Titanium Dioxide, Nanoparticles, Lung Cancer, Toxicity

1. Introduction

Richard Feynman a University Professor in 1959 proposed the idea of nanotechnology engineering [1] . “There’s plenty of room at the bottom” was Richard’s famous quote relating to the concept of working with nanoscopic materials of sizes ranging from 0.1 - 100 nm [2] . Nanotechnology is a rapidly developing industry throughout the world since the idea proposed by Richard. This engineering discovery has brought about medical, engineering, and economic prosperity to most industrialised countries. For example, some industrial paints, food, computer chips, and sunscreens are manufactured from nanomaterial [3] . It is the physicochemical properties of nanomaterial that makes them very economical because of their large surface area, structure, solubility, super strength than steel and an excellent conductor of electricity [4] .

The scientific triumph has also brought with it emerging health concerns according to most literatures. This is a concern within occupational health setting where manufacturers involved in the production of nano engineered products may be exposed to nano dusts and particles [5] . In addition, nanomaterial is widespread throughout the world presenting new challenges to risk assessment managers to find solutions to control risks and hazards associated with the use of Carbon Nano Tubes and nanomaterial.

This review is focused on Titanium dioxide nano particle that is widely used to manufacture colour in paint products, plastics, papers, inks, food colour, toothpaste, and skin products [6] . The nano particle has been known to cause inflammation through entering a biological system through dermal; ingestion; and inhalation pathway. Moreover, Titanium dioxide nanoparticle is known to cause lung inflammation and the particle can also redistribute from the lung to kidney, liver, and brain and it is closely associated with ROS (Reactive Oxygen Species) [7] . Moreover, Titanium dioxide nanoparticle has been shown to induce ROS in mitochondria leading to DNA damage in lung cells.

Titanium dioxide Nano particle comes in three forms which include Rutile (mineral form), Anatase (Mineral and crystal form); and Brookite. Anatase form of TiO2 NP is the most reactive form known to cause inflammation to lung of laboratory rats than Rutile and Brookite, however, TiO2 NP normally exist in both forms in general [8] .

2. Methods

The research question for this systematic literature review was constructed using Cochrane “PICO” method. Since there is lack of long term epidemiological study design using cohort based studies from human exposure it is difficult to formulate research question using intervention type questions. Therefore, only “P” and “O” from PICO were used to construct the question. That is to design the review question using Population that is affected from exposure to a disease as the outcome. This approach is recommended by Cochrane Library Tutorial.

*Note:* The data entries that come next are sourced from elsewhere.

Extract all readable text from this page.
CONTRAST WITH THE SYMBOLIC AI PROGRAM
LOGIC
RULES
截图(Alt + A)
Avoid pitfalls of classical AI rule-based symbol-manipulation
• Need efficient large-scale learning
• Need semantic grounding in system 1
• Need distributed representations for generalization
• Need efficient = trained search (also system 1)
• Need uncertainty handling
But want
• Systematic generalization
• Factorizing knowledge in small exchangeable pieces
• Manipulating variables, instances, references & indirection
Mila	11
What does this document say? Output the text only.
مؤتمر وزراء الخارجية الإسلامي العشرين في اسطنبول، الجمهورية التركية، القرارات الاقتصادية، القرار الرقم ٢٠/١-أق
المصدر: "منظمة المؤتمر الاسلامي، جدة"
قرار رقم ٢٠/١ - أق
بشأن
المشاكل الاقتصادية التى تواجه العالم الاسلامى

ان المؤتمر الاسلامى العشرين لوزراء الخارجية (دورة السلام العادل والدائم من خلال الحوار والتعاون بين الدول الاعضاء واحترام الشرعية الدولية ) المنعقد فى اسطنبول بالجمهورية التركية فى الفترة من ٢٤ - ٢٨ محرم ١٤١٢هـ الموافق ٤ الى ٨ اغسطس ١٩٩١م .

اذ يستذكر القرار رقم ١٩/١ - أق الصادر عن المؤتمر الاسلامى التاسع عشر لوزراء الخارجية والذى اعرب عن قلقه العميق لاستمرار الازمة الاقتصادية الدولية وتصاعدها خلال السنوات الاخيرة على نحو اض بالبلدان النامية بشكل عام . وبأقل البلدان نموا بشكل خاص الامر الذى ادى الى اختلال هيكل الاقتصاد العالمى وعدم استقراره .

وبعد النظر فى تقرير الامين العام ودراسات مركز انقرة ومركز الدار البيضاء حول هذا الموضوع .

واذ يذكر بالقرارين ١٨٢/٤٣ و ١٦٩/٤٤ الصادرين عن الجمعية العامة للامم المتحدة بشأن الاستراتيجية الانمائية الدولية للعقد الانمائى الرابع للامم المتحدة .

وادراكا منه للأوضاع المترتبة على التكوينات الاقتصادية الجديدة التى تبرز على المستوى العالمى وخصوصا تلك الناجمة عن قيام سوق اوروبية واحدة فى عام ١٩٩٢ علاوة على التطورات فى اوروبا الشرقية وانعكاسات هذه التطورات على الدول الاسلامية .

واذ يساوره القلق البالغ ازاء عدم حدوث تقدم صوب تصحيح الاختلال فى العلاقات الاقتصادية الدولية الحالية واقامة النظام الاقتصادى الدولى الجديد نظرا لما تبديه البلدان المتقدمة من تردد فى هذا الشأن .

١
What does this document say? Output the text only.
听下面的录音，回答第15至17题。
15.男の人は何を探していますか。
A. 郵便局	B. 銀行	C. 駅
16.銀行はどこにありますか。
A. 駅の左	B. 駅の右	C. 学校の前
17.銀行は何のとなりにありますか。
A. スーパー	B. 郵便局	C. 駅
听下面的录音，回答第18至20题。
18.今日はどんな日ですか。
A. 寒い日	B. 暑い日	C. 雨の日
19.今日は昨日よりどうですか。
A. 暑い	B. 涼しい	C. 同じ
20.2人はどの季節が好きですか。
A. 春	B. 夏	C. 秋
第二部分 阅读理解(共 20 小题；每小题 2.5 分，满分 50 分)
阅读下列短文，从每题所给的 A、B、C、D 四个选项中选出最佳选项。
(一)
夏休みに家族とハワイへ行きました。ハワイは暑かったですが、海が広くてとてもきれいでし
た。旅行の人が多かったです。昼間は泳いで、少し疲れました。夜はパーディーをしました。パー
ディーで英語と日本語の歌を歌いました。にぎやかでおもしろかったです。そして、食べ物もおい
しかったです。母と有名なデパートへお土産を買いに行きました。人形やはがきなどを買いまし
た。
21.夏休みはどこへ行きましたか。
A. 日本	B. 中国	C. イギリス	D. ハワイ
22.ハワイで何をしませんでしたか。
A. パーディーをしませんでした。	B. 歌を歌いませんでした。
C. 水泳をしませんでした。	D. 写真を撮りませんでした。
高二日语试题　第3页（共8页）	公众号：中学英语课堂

2.1. Literature Search Strategy

After the research question was formulated a search was conducted using QUT Library electronic data base. The search was conducted on the 11, April 2014 using the quick search box as shown in the 1stbox of Figure 1. The 2nd lot of search was done on the 14th of April 2014 using the health data base and narrowing the search to Medline and Medline Web of knowledge. The same search engine was used for the 3rd link which led to EBSCO host as shown in the 3rd box of Figure 1.

2.2. Key Search Terms

The keywords used in this order include Titanium dioxide nanoparticles lung cancer toxicity. In the first quick search button the following strategy was used

Figure 1. Shows how the Systematic Literature search was done.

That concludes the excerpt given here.